Feuilles mortes, les bulletins viennent s’entasser... Petits amoncellements de cellulose même pas recyclée. A l’échelle du pays la victoire appartient à celui ou celle qui entasse le plus gros tas. Et c’est au nom de ce gros tas que la République onctionne le vainqueur de la sainte huile présidentielle. Le nouveau monarque républicain viendra dans quelques jours s’asseoir sur son trône de papier.
Ces papiers rangés en trois tas c’est la fin d’un cycle. C’est la fin d’une course de fond commencée pour certain il y a cinq ans, pour beaucoup il y a six mois, pour la plupart il y a 30 jours. Tout a été dit ? Non... Au mieux a-t-on pu voir la surface des projets. Au pire a-t-on assisté aux caricatures, aux raccourcis, aux dénigrements les plus grotesques, les plus ridicules, les plus passionnels.
Pour une année de plus cette campagne se sera adressée aux bas instincts.
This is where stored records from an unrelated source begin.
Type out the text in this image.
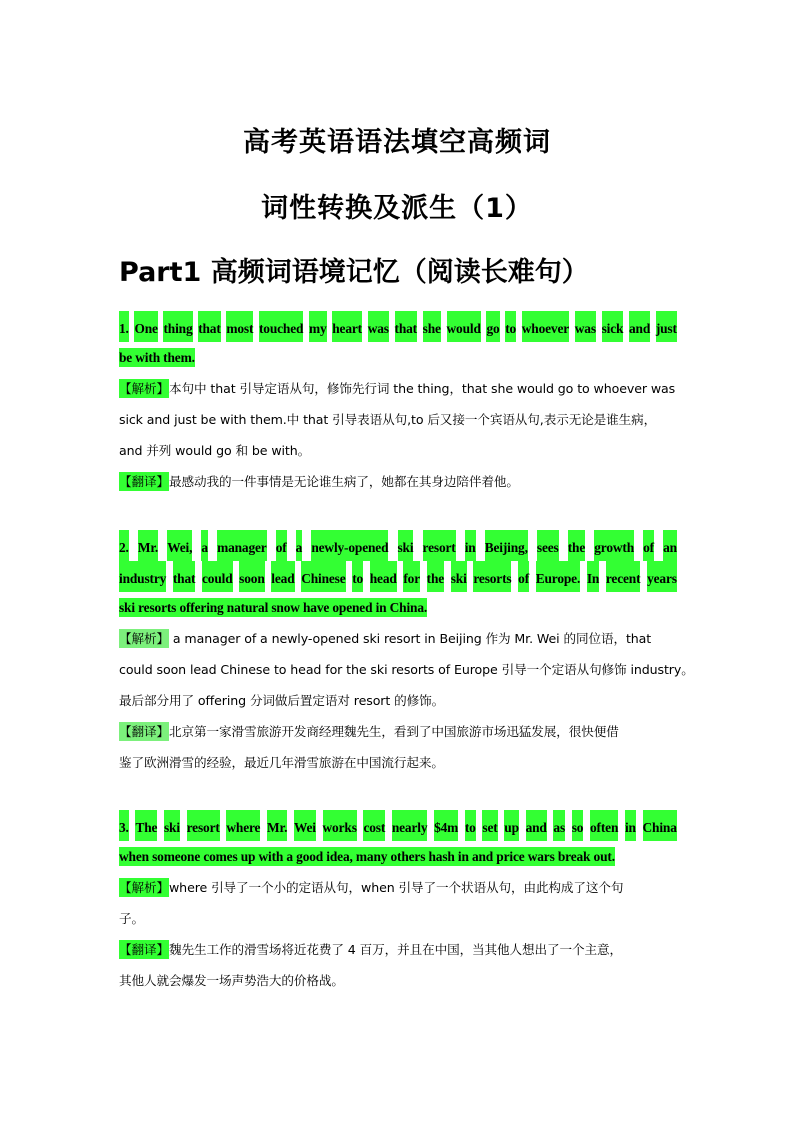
高考英语语法填空高频词
词性转换及派生（1）
Part1 高频词语境记忆（阅读长难句）
1. One thing that most touched my heart was that she would go to whoever was sick and just
be with them.
【解析】本句中 that 引导定语从句，修饰先行词 the thing，that she would go to whoever was
sick and just be with them.中 that 引导表语从句,to 后又接一个宾语从句,表示无论是谁生病，
and 并列 would go 和 be with。
【翻译】最感动我的一件事情是无论谁生病了，她都在其身边陪伴着他。
2. Mr. Wei, a manager of a newly-opened ski resort in Beijing, sees the growth of an
industry that could soon lead Chinese to head for the ski resorts of Europe. In recent years
ski resorts offering natural snow have opened in China.
【解析】 a manager of a newly-opened ski resort in Beijing 作为 Mr. Wei 的同位语，that
could soon lead Chinese to head for the ski resorts of Europe 引导一个定语从句修饰 industry。
最后部分用了 offering 分词做后置定语对 resort 的修饰。
【翻译】北京第一家滑雪旅游开发商经理魏先生，看到了中国旅游市场迅猛发展，很快便借
鉴了欧洲滑雪的经验，最近几年滑雪旅游在中国流行起来。
3. The ski resort where Mr. Wei works cost nearly $4m to set up and as so often in China
when someone comes up with a good idea, many others hash in and price wars break out.
【解析】where 引导了一个小的定语从句，when 引导了一个状语从句，由此构成了这个句
子。
【翻译】魏先生工作的滑雪场将近花费了 4 百万，并且在中国，当其他人想出了一个主意，
其他人就会爆发一场声势浩大的价格战。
Ceux "qu’on pense tout bas", seuls à l’abri chez soi ou au bistrot du coin. Les médias, sans pouvoir faire émerger des thèmes forts de campagne, auront au moins permis à certains de clamer "tout haut" les tréfonds de nos pensées. Mais sont-ce ces sentiments qui doivent guider nos pas vers un nouveau contrat social ?
Voilà les paroles qui résonnent dans ma tête en même temps que le majorité se fait dans mon bureau de vote. Voilà les pensées qui se bousculent encore quelques minutes après dans mon esprit quand, sortis du bureau, j’attends, fébrile, que s’affiche le visage de la nouvelle présidente ou du nouveau président de la République française.
Le téléviseur diffuse sa lumière blafarde dans la pièce, transmet l’information dans un vacarme de sons, de voix, de grondements et je reçois, passif, comme terrassé par l’ampleur d’un tel résultat, comme écrasé par l’infime fraction du Tout que je représente à ce moment là, le résultat...
Le voile se lève, ce sera Nicolas Sarkozy.